Editor’s comment: Prof. Yves Ville: To know the chance, a chance to know

(Editor’s comment relates to the 3 AJOG articles below: Biggio Jr., Shani et al & Norton et al)

Advanced screening for fetal aneuploidies using fetal DNA in maternal blood represents a major technical breakthrough that is still struggling to find a pragmatic place within the screening algorithms in most countries, after 4 years of clinical use. The wide and sometimes wild dissemination of the test stresses the critical need for the prescribers of the test to understand the difficulties of its interpretation.

Three papers published in the June issue of AJOG contribute to this much needed endeavour :

JR Biggio elegantly reviews 4 years of clinical use of fetal DNA testing and puts advantages and pitfalls in perspective. Shani et al highlights which chromosomal defects escape fetal DNA testing, coming up to around 50% of all chromosomal abnormalities diagnosed in the context of prenatal diagnosis. Finally the range of differences in screening performance between cell-free DNA and conventional approaches, can usefully be approached by large prospective study cohort studies in the general obstetric population, such as that published this month by Norton et al.

Briefly :

- The test failures in 1-5% of cases identifies a group that is at higher risk of abnormal karyotype.

- Fetal DNA testing is based on a predetermined risk threshold which will therefore determine a false positive rate that will be all the more important that we want to reduce the risk of false negative results.

- Combined first trimester screening based on the combination of the value of ultrasound and the dosage of serum markers and maternal age for, allows the identification of chromosomal abnormalities other than trisomy 21 in 20 to 30% of cases and these escape fetal DNA testing. Fetal DNA testing has also a reduced sensitivity for trisomy 18 and trisomy 13

- A decline in the quality of first trimester ultrasound in the context of fetal DNA testing is unfortunately a realistic prospect and this could cause delay or failure to diagnose defects or syndromes whose direct or indirect ultrasound features in the first quarter of pregnancy will be ignored.

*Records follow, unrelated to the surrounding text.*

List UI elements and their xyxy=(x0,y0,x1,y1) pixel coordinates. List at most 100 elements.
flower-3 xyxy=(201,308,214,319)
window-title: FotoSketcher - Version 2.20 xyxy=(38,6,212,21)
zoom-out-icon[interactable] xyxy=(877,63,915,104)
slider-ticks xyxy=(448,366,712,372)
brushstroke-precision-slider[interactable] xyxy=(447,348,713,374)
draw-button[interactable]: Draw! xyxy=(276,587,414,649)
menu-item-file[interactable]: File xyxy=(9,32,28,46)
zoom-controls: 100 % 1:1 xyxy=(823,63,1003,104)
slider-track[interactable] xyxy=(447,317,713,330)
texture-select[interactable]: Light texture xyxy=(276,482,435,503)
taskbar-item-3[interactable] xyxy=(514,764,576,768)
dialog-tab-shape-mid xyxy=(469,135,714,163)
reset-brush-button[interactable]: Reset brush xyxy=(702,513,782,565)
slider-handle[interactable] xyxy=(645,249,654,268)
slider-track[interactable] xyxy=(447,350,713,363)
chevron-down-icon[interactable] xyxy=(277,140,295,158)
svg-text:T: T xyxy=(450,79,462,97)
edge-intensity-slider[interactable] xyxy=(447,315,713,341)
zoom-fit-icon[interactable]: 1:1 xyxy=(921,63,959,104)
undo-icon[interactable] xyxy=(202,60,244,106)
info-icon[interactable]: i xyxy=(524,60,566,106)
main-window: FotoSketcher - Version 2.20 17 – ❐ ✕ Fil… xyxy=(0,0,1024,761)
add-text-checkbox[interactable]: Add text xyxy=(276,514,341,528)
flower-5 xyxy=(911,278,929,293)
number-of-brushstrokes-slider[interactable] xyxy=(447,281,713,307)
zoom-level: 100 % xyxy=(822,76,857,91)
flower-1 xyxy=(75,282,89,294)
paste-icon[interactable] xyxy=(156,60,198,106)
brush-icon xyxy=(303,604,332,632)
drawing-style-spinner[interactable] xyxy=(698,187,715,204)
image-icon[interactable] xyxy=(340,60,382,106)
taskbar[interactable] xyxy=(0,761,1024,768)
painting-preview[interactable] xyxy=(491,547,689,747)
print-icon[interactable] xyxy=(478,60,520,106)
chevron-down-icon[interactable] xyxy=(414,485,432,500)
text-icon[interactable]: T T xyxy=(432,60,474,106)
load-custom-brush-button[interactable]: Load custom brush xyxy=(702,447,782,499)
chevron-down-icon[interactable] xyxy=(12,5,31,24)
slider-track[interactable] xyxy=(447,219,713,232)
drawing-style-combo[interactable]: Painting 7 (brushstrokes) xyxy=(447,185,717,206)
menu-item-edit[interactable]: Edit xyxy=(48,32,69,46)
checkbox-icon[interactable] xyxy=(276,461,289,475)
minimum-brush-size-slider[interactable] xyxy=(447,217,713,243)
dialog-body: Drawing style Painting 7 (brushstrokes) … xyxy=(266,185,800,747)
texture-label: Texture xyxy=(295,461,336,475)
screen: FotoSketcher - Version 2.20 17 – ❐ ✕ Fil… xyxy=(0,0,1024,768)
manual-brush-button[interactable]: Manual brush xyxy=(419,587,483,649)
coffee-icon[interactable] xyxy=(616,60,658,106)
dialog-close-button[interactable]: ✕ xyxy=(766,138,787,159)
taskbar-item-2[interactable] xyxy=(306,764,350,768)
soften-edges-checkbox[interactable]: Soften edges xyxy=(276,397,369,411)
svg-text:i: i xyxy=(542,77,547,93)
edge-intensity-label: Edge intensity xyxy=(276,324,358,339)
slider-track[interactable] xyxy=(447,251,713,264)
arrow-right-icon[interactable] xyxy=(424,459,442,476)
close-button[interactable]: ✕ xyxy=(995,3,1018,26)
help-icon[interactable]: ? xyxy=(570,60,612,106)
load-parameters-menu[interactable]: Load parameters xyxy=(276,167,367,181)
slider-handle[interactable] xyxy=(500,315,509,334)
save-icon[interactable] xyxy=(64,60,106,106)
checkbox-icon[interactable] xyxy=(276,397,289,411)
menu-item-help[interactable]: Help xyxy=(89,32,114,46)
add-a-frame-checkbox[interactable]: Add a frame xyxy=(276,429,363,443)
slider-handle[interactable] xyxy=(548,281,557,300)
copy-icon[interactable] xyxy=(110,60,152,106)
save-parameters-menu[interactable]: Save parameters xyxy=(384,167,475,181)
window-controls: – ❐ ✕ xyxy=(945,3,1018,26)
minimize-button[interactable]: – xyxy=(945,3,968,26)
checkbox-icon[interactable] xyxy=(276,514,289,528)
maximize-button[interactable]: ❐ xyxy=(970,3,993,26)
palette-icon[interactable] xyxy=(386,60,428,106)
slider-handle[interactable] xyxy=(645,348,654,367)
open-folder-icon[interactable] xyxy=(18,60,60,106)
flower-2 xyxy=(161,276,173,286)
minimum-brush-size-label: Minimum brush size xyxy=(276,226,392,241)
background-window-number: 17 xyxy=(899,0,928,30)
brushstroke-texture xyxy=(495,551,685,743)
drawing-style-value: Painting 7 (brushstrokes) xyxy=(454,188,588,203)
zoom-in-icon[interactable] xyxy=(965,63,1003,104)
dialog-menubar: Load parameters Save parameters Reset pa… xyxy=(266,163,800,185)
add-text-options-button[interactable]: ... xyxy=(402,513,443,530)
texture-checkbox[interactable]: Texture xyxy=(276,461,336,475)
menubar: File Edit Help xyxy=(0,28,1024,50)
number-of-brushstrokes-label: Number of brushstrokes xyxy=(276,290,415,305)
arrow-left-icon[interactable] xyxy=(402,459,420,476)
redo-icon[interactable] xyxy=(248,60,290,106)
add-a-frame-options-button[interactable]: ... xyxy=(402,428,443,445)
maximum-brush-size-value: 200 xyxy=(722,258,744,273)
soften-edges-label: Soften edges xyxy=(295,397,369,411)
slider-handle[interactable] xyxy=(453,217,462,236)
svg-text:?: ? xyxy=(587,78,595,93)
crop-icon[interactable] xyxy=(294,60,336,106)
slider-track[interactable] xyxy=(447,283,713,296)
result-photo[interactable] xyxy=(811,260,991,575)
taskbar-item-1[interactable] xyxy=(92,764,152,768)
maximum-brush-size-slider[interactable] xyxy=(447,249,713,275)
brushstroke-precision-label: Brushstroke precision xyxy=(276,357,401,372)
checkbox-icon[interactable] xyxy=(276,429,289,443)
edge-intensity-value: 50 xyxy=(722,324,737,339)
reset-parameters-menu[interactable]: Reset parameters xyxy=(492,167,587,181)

- The fraction of fetal DNA in the total circulating maternal DNA emerges as a key factor in the performance of fetal DNA testing. This fraction is between 4% and 20% and the impact of this rate is that the decrease of the risk factor by a negative DNA testing is that only x1 / 3 for the lowest proportions of fetal DNA and up to more than 1/10 000 for the highest values ​. A concrete example for an a priori risk of 1/20 with a negative DNA testing : This could bring a risk <1 / 10 000 whereas if the fetal fraction is only 5%, the risk is in fact still of 1/160!

- Similarly the initial risk as assessed by the combined first trimester screening is an element whose importance is considerable. The lower the initial risk, the higher the negative likelihood ratio following negative DNA testing. (x 1/100 to x1 / 10,000). However, if the risk is between 1/10 and ½, the reassurance is only x1 / 1000 to

Finally, recent studies on the risk of miscarriage after amniocentesis and chorionic villus sampling are 0.1 to 0.2% and molecular cytogenetics allows the array CGH technique to diagnose chromosomal structure reshuffling of under a megabase.

All these and more should be known by prescribers of the test and they should be able to explain these issues in plain language to their patients as part of a fair counselling.